PENGARUH KEBIJAKAN PAJAK EKSPOR (BEA KELUAR) TERHADAP VARIABEL-VARIABEL PERDAGANGAN BIJI KAKAO INDONESIA
PENGARUH KEBIJAKAN PAJAK EKSPOR (BEA KELUAR)
TERHADAP VARIABEL-VARIABEL PERDAGANGAN
BIJI KAKAO INDONESIA
Afrianingsih Putri, Osmet, Rusda Khairati
A.
Masalah
Bagaimana kebijakan pajak ekspor (bea keluar)
mempengaruhi volume ekspor biji kakao Indonesia dan ketersediaan domestik?
B.
Teori
Kebijakan pajak ekspor yang telah dikeluarkan
pemerintah akan berpotensi menimbulkan dampak positif maupun negatif. Di sisi
positif, kebijakan pajak ekspor, akan
menambah pendapatan pemerintah. Selain itu, kebijakan pajak ekspor dapat
menekan volume ekspor biji kakao Indonesia dan sekaligus meningkatkan
ketersediaannya di pasar domestik. Hal ini selanjutnya tentu akan juga dapat
mendorong pertumbuhan industri-industri olahan biji kakaodalam negeri.
C.
Metode dan Data
Untuk melihat pengaruh kebijakan pajak ekspor terhadap
volume ekspor, ketersediaan domestik dan harga domestik biji kakao berdasarkan
data yang tersedia, maka studi ini menggunakanuji ekonometrika regresi linear
dengan model persamaan simultan dengan metode Two Stage Least Square (2SLS).
Pengolahan data menggunakan program komputer SAS (Statistical Analysis System).

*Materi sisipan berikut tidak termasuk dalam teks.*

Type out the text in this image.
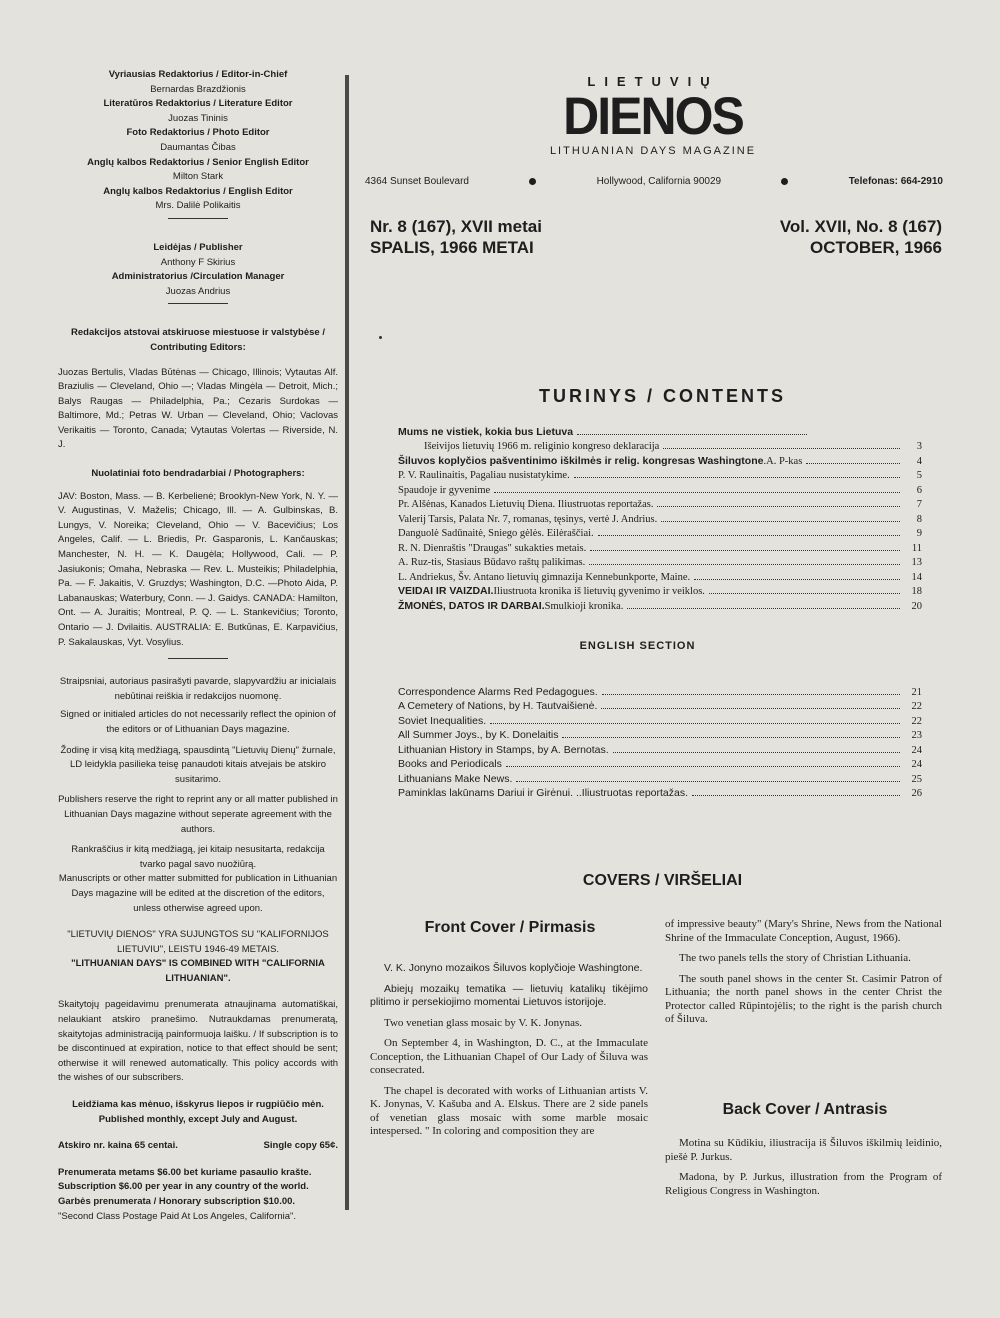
Vyriausias Redaktorius / Editor-in-Chief
Bernardas Brazdžionis
Literatūros Redaktorius / Literature Editor
Juozas Tininis
Foto Redaktorius / Photo Editor
Daumantas Čibas
Anglų kalbos Redaktorius / Senior English Editor
Milton Stark
Anglų kalbos Redaktorius / English Editor
Mrs. Dalilė Polikaitis
Leidėjas / Publisher
Anthony F Skirius
Administratorius /Circulation Manager
Juozas Andrius

Redakcijos atstovai atskiruose miestuose ir valstybėse / Contributing Editors:

Juozas Bertulis, Vladas Būtėnas — Chicago, Illinois; Vytautas Alf. Braziulis — Cleveland, Ohio —; Vladas Mingėla — Detroit, Mich.; Balys Raugas — Philadelphia, Pa.; Cezaris Surdokas — Baltimore, Md.; Petras W. Urban — Cleveland, Ohio; Vaclovas Verikaitis — Toronto, Canada; Vytautas Volertas — Riverside, N. J.

Nuolatiniai foto bendradarbiai / Photographers:

JAV: Boston, Mass. — B. Kerbelienė; Brooklyn-New York, N. Y. — V. Augustinas, V. Maželis; Chicago, Ill. — A. Gulbinskas, B. Lungys, V. Noreika; Cleveland, Ohio — V. Bacevičius; Los Angeles, Calif. — L. Briedis, Pr. Gasparonis, L. Kančauskas; Manchester, N. H. — K. Daugėla; Hollywood, Cali. — P. Jasiukonis; Omaha, Nebraska — Rev. L. Musteikis; Philadelphia, Pa. — F. Jakaitis, V. Gruzdys; Washington, D.C. —Photo Aida, P. Labanauskas; Waterbury, Conn. — J. Gaidys. CANADA: Hamilton, Ont. — A. Juraitis; Montreal, P. Q. — L. Stankevičius; Toronto, Ontario — J. Dvilaitis. AUSTRALIA: E. Butkūnas, E. Karpavičius, P. Sakalauskas, Vyt. Vosylius.

Straipsniai, autoriaus pasirašyti pavarde, slapyvardžiu ar inicialais nebūtinai reiškia ir redakcijos nuomonę.

Signed or initialed articles do not necessarily reflect the opinion of the editors or of Lithuanian Days magazine.

Žodinę ir visą kitą medžiagą, spausdintą "Lietuvių Dienų" žurnale, LD leidykla pasilieka teisę panaudoti kitais atvejais be atskiro susitarimo.

Publishers reserve the right to reprint any or all matter published in Lithuanian Days magazine without seperate agreement with the authors.

Rankraščius ir kitą medžiagą, jei kitaip nesusitarta, redakcija tvarko pagal savo nuožiūrą.

Manuscripts or other matter submitted for publication in Lithuanian Days magazine will be edited at the discretion of the editors, unless otherwise agreed upon.

"LIETUVIŲ DIENOS" YRA SUJUNGTOS SU "KALIFORNIJOS LIETUVIU", LEISTU 1946-49 METAIS.

"LITHUANIAN DAYS" IS COMBINED WITH "CALIFORNIA LITHUANIAN".

Skaitytojų pageidavimu prenumerata atnaujinama automatiškai, nelaukiant atskiro pranešimo. Nutraukdamas prenumeratą, skaitytojas administraciją painformuoja laišku. / If subscription is to be discontinued at expiration, notice to that effect should be sent; otherwise it will renewed automatically. This policy accords with the wishes of our subscribers.

Leidžiama kas mėnuo, išskyrus liepos ir rugpiūčio mėn.

Published monthly, except July and August.

Atskiro nr. kaina 65 centai.	Single copy 65¢.

Prenumerata metams $6.00 bet kuriame pasaulio krašte.

Subscription $6.00 per year in any country of the world.

Garbės prenumerata / Honorary subscription $10.00.

"Second Class Postage Paid At Los Angeles, California".

LIETUVIŲ
DIENOS
LITHUANIAN DAYS MAGAZINE
4364 Sunset Boulevard	Hollywood, California 90029	Telefonas: 664-2910
Nr. 8 (167), XVII metai
SPALIS, 1966 METAI
Vol. XVII, No. 8 (167)
OCTOBER, 1966
TURINYS / CONTENTS
Mums ne vistiek, kokia bus Lietuva
Išeivijos lietuvių 1966 m. religinio kongreso deklaracija	3
Šiluvos koplyčios pašventinimo iškilmės ir relig. kongresas Washingtone .A. P-kas	4
P. V. Raulinaitis, Pagaliau nusistatykime.	5
Spaudoje ir gyvenime	6
Pr. Alšėnas, Kanados Lietuvių Diena. Iliustruotas reportažas.	7
Valerij Tarsis, Palata Nr. 7, romanas, tęsinys, vertė J. Andrius.	8
Danguolė Sadūnaitė, Sniego gėlės. Eilėraščiai.	9
R. N. Dienraštis "Draugas" sukakties metais.	11
A. Ruz-tis, Stasiaus Būdavo raštų palikimas.	13
L. Andriekus, Šv. Antano lietuvių gimnazija Kennebunkporte, Maine.	14
VEIDAI IR VAIZDAI. Iliustruota kronika iš lietuvių gyvenimo ir veiklos.	18
ŽMONĖS, DATOS IR DARBAI. Smulkioji kronika.	20
ENGLISH SECTION
Correspondence Alarms Red Pedagogues.	21
A Cemetery of Nations, by H. Tautvaišienė.	22
Soviet Inequalities.	22
All Summer Joys., by K. Donelaitis	23
Lithuanian History in Stamps, by A. Bernotas.	24
Books and Periodicals	24
Lithuanians Make News.	25
Paminklas lakūnams Dariui ir Girėnui. ..Iliustruotas reportažas.	26
COVERS / VIRŠELIAI
Front Cover / Pirmasis

V. K. Jonyno mozaikos Šiluvos koplyčioje Washingtone.

Abiejų mozaikų tematika — lietuvių katalikų tikėjimo plitimo ir persekiojimo momentai Lietuvos istorijoje.

Two venetian glass mosaic by V. K. Jonynas.

On September 4, in Washington, D. C., at the Immaculate Conception, the Lithuanian Chapel of Our Lady of Šiluva was consecrated.

The chapel is decorated with works of Lithuanian artists V. K. Jonynas, V. Kašuba and A. Elskus. There are 2 side panels of venetian glass mosaic with some marble mosaic intespersed. " In coloring and composition they are

of impressive beauty" (Mary's Shrine, News from the National Shrine of the Immaculate Conception, August, 1966).

The two panels tells the story of Christian Lithuania.

The south panel shows in the center St. Casimir Patron of Lithuania; the north panel shows in the center Christ the Protector called Rūpintojėlis; to the right is the parish church of Šiluva.

Back Cover / Antrasis

Motina su Kūdikiu, iliustracija iš Šiluvos iškilmių leidinio, piešė P. Jurkus.

Madona, by P. Jurkus, illustration from the Program of Religious Congress in Washington.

Data yang digunakan merupakan data sekunder
tentang biji kakao Indonesia dari
periode Januari 2009 sampai Desember 2012yang dikumpulkan dari berbagai sumber
sekunder seperti Badan Pusat Statistik (BPS), Bank Indonesia (BI), Asosiasi
Kakao Indonesia (Askindo) serta Departemen Pertanian.
D. Hasil
·
Produksi, harga ekspor dan harga ekspor
periode sebelumnya memiliki hubungan positif dengan volume ekspor. Meningkatnya
produksi kakao akan meningkatkan ekspor kakao keluar negeri. Sedangkan jika
harga ekspor dan harga ekspor periode sebelumnya naik maka volume ekspor
periode sekarang juga akan meningkat.
·
Pajak ekspor memiliki hubungan negatif dengan
volume ekspor. Diberlakukannya pajak ekspor akan menurunkan ekspor biji kakao
keluar negeri. Hal ini menunjukkan bahwa hasil analisis sesuai dengan hipotesis
yang telah dibuat dan memiliki pengaruh yang signifikan kecuali variabel harga
ekspor dan harga ekspor periode sebelumnya. Dari hasil studi yang dilakukan
Sarmila (1994) mengenai perilaku ekspor kakao Indonesia menunjukkan bahwa harga
ekspor biji kakao dan produksi berpengaruh terhadap penawaran ekspor biji kakao
Indonesia.
·
Nilai tukar rupiah memiliki hubungan negatif
terhadap volume ekspor. Melemahnya rupiah terhadap dollar Amerika Serikat
meningkatkan ekspor kakao keluar negeri. Nilai tukar rupiah terhadap dollar ini
memiliki pengaruh yang cukup signifikan terhadap volume ekspor.